The standards, contained in the London Housing Design Guide, stipulate 73 specific requirements, from minimum space and ceiling heights, to mandatory cycle parking provision.
Meeting the standard will be mandatory for homes receiving social housing funding from April 2011, but ultimately all homes will be affected by the guidance as Mayor Boris Johnson intends to incorporate the guide in the London Plan.
Launching the guide, Johnson said it was “shameful” how poorly designed housing in the capital had been and claimed the guidelines will raise the standard of living for thousands of Londoners.
Meanwhile, Construction News reported that the Mayor is set use his increased influence over how the Homes and Communities Agency spends its £5bn London allocation by giving the London boroughs a more proactive role.
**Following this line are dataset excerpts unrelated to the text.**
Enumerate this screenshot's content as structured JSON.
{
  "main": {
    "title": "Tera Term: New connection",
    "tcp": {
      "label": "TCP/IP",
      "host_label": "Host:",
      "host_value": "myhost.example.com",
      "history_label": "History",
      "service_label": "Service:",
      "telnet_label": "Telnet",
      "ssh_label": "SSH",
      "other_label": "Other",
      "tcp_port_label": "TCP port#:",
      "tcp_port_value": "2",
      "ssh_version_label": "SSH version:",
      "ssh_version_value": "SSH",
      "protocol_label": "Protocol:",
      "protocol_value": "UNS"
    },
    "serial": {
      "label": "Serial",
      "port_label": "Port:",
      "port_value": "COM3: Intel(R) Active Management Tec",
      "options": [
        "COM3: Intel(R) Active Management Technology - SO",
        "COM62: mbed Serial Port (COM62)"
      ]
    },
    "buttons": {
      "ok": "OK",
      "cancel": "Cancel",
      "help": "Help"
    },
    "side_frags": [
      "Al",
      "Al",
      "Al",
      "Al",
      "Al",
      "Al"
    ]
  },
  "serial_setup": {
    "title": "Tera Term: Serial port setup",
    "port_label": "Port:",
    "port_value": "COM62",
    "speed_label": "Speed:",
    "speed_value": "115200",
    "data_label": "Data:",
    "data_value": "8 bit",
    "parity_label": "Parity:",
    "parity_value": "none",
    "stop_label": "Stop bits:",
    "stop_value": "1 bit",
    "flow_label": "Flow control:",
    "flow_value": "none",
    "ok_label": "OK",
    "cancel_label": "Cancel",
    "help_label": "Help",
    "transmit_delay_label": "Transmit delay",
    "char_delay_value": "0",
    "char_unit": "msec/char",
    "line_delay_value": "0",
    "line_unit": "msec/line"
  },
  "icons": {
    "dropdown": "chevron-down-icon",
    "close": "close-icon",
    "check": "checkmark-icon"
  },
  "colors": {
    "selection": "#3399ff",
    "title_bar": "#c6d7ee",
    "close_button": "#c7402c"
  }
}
The ideas, consistent with the new government’s devolved, "localist" agenda, would allow the London boroughs to draw up individual agreements with the mayor, allowing them to have more control over directing funding to specific projects in their areas.
The Greater London Authority, along with think-tank London Councils, has written to all 33 London boroughs asking for their opinions on its proposed Framework for Devolved Delivery.
The document outlines how a Devolved Delivery Agreement between boroughs, the mayor and the London board of the HCA would set out a three year budget allocation for the borough, giving them more freedom to decide where it is spent.
Senior figures in the housing sector have urged the mayor to use the new powers to ensure that all boroughs of London ended up with social housing, rather than one or two.
National House-Building Council chief executive Imtiaz Farookhi said: “We want to avoid carrying on building socially rented housing where it already is and end up with all the social housing in one of two boroughs.”
A source at one major housebuilder added that social housing provision was uneven: “You have some exemplary boroughs such as Wandsworth and Westminster that have a great track record of bringing forward housing and regeneration projects. But other boroughs don’t have that record.”
Local authorities have until 1 October to comment on the framework or submit expressions of interest in the agreements.